Nobel per la pace: Farian Sabahi (scrittrice iraniana), “premia la tenacia delle donne: non bisogna mollare, mai”
“Il riconoscimento all’attivista iraniana Narges Mohammadi del Nobel per la pace premia la tenacia delle donne iraniane: non bisogna mollare, mai”.

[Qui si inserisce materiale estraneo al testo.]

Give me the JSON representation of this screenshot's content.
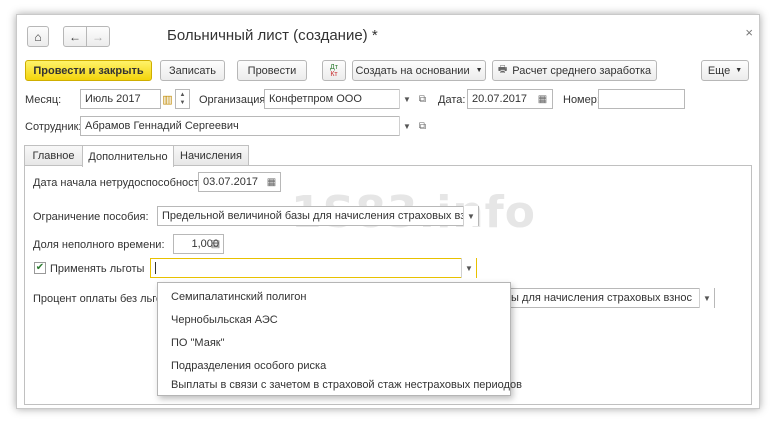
{
  "window": {
    "title": "Больничный лист (создание) *",
    "close": "×"
  },
  "nav": {
    "home": "⌂",
    "back": "←",
    "forward": "→"
  },
  "toolbar": {
    "post_close": "Провести и закрыть",
    "save": "Записать",
    "post": "Провести",
    "create_based_on": "Создать на основании",
    "avg_earnings": "Расчет среднего заработка",
    "more": "Еще"
  },
  "header": {
    "month_label": "Месяц:",
    "month_value": "Июль 2017",
    "org_label": "Организация:",
    "org_value": "Конфетпром ООО",
    "date_label": "Дата:",
    "date_value": "20.07.2017",
    "number_label": "Номер:",
    "number_value": "",
    "employee_label": "Сотрудник:",
    "employee_value": "Абрамов Геннадий Сергеевич"
  },
  "tabs": [
    "Главное",
    "Дополнительно",
    "Начисления"
  ],
  "additional": {
    "start_label": "Дата начала нетрудоспособности:",
    "start_value": "03.07.2017",
    "limit_label": "Ограничение пособия:",
    "limit_value": "Предельной величиной базы для начисления страховых взнос",
    "parttime_label": "Доля неполного времени:",
    "parttime_value": "1,000",
    "benefits_label": "Применять льготы",
    "benefits_checked": true,
    "benefits_value": "",
    "percent_label": "Процент оплаты без льгот",
    "percent_value_tail": "зы для начисления страховых взнос"
  },
  "dropdown": {
    "items": [
      "Семипалатинский полигон",
      "Чернобыльская АЭС",
      "ПО \"Маяк\"",
      "Подразделения особого риска",
      "Выплаты в связи с зачетом в страховой стаж нестраховых периодов"
    ]
  },
  "watermark": "1S83.info"
}
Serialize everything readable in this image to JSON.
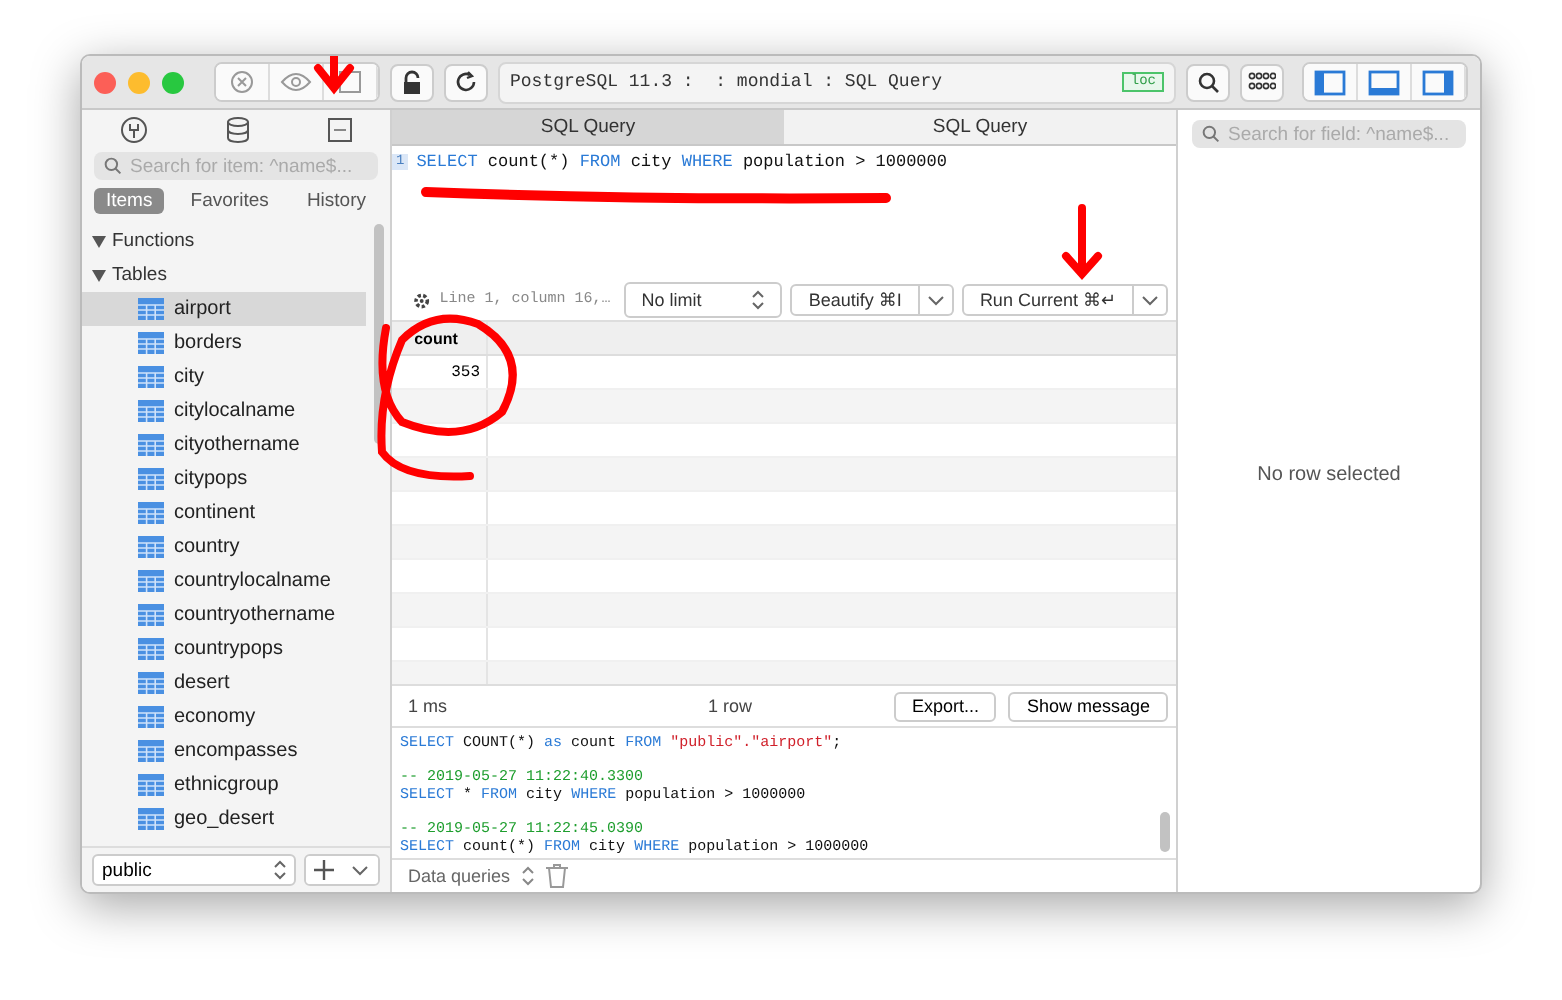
{
  "toolbar": {
    "address": "PostgreSQL 11.3 :  : mondial : SQL Query",
    "badge": "loc",
    "panels": [
      {
        "on": true
      },
      {
        "on": true
      },
      {
        "on": true
      }
    ]
  },
  "sidebar": {
    "search": {
      "placeholder": "Search for item: ^name$..."
    },
    "tabs": [
      {
        "label": "Items",
        "selected": true
      },
      {
        "label": "Favorites",
        "selected": false
      },
      {
        "label": "History",
        "selected": false
      }
    ],
    "tree": [
      {
        "label": "Functions",
        "expanded": true
      },
      {
        "label": "Tables",
        "expanded": true,
        "children": [
          {
            "label": "airport",
            "selected": true
          },
          {
            "label": "borders",
            "selected": false
          },
          {
            "label": "city",
            "selected": false
          },
          {
            "label": "citylocalname",
            "selected": false
          },
          {
            "label": "cityothername",
            "selected": false
          },
          {
            "label": "citypops",
            "selected": false
          },
          {
            "label": "continent",
            "selected": false
          },
          {
            "label": "country",
            "selected": false
          },
          {
            "label": "countrylocalname",
            "selected": false
          },
          {
            "label": "countryothername",
            "selected": false
          },
          {
            "label": "countrypops",
            "selected": false
          },
          {
            "label": "desert",
            "selected": false
          },
          {
            "label": "economy",
            "selected": false
          },
          {
            "label": "encompasses",
            "selected": false
          },
          {
            "label": "ethnicgroup",
            "selected": false
          },
          {
            "label": "geo_desert",
            "selected": false
          }
        ]
      }
    ],
    "schema": "public"
  },
  "editor": {
    "tabs": [
      {
        "label": "SQL Query",
        "selected": false
      },
      {
        "label": "SQL Query",
        "selected": true
      }
    ],
    "line_number": "1",
    "query": [
      {
        "kind": "keyword",
        "text": "SELECT"
      },
      {
        "kind": "plain",
        "text": " count(*) "
      },
      {
        "kind": "keyword",
        "text": "FROM"
      },
      {
        "kind": "plain",
        "text": " city "
      },
      {
        "kind": "keyword",
        "text": "WHERE"
      },
      {
        "kind": "plain",
        "text": " population > 1000000"
      }
    ],
    "position": "Line 1, column 16,…",
    "limit": "No limit",
    "beautify": "Beautify ⌘I",
    "run": "Run Current ⌘↵"
  },
  "results": {
    "columns": [
      "count"
    ],
    "rows": [
      [
        "353"
      ]
    ],
    "time": "1 ms",
    "row_count": "1 row",
    "export": "Export...",
    "show_message": "Show message"
  },
  "log": [
    {
      "tokens": [
        {
          "kind": "keyword",
          "text": "SELECT"
        },
        {
          "kind": "plain",
          "text": " COUNT(*) "
        },
        {
          "kind": "keyword",
          "text": "as"
        },
        {
          "kind": "plain",
          "text": " count "
        },
        {
          "kind": "keyword",
          "text": "FROM"
        },
        {
          "kind": "string",
          "text": " \"public\".\"airport\""
        },
        {
          "kind": "plain",
          "text": ";"
        }
      ]
    },
    {
      "timestamp": "-- 2019-05-27 11:22:40.3300",
      "tokens": [
        {
          "kind": "keyword",
          "text": "SELECT"
        },
        {
          "kind": "plain",
          "text": " * "
        },
        {
          "kind": "keyword",
          "text": "FROM"
        },
        {
          "kind": "plain",
          "text": " city "
        },
        {
          "kind": "keyword",
          "text": "WHERE"
        },
        {
          "kind": "plain",
          "text": " population > 1000000"
        }
      ]
    },
    {
      "timestamp": "-- 2019-05-27 11:22:45.0390",
      "tokens": [
        {
          "kind": "keyword",
          "text": "SELECT"
        },
        {
          "kind": "plain",
          "text": " count(*) "
        },
        {
          "kind": "keyword",
          "text": "FROM"
        },
        {
          "kind": "plain",
          "text": " city "
        },
        {
          "kind": "keyword",
          "text": "WHERE"
        },
        {
          "kind": "plain",
          "text": " population > 1000000"
        }
      ]
    }
  ],
  "log_filter": "Data queries",
  "detail": {
    "search": {
      "placeholder": "Search for field: ^name$..."
    },
    "empty": "No row selected"
  }
}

Così Farian Sabahi, ricercatrice senior in Storia contemporanea presso l’Università dell’Insubria e autrice di “Noi donne di Teheran” (Jouvence 2022), commenta al Sir l’assegnazione del Premio Nobel per la pace all’attivista Narges Mohammadi. Alla domanda se questo riconoscimento può rappresentare l’’inizio di un cambiamento, la scrittrice risponde: “Il cambiamento c’è già stato, a livello sociale. Nel senso che la società iraniana è molto cambiata in questo ultimo anno, in seguito alle proteste e alla repressione del movimento Donna vita libertà. Proteste innescate dalla morte della ventiduenne curda Mahsa Amini. A non cambiare è invece la leadership di Teheran, che in questi mesi ha deciso per la linea dura, come dimostra il recente caso della sedicenne Armita Garavand in coma per le percosse della polizia morale. In questo, ayatollah e pasdaran sanno di avere l’appoggio della Cina, che fornisce agli apparati di sicurezza iraniani gli strumenti per reprimere il dissenso, tra cui la tecnologia per il riconoscimento facciale. Inoltre, mentre l’Occidente continua a imporre maggiori sanzioni e premia Narges Mohammadi, la leadership iraniana sa di avere l’appoggio della Shanghai Cooperation Organization, di cui è entrata a far parte, e dei Brics che hanno invitato l’Iran nel loro club”. “I premi sono importanti per accendere i riflettori”, prosegue Sabahi. “Purtroppo, però, non bastano. E soprattutto, non servono a mettere una pezza ai tanti errori commessi dall’Europa e dagli Stati Uniti”. “Infine – aggiunge la scrittrice -, non è da sottovalutare il fatto che gli iraniani che vivono in Iran sono chiusi in un Paese che è una sorta di gabbia: uscire non è facile, anche perché i Paesi europei non concedono facilmente i visti. I figli della leadership iraniana hanno invece – paradossalmente – maggior libertà di movimento: molti di loro studiano negli Stati Uniti, in Canada, in Gran Bretagna. E, da questi Paesi, gestiscono il patrimonio di famiglia depositato in quello stesso Occidente che sanziona l’Iran. Una situazione assurda”.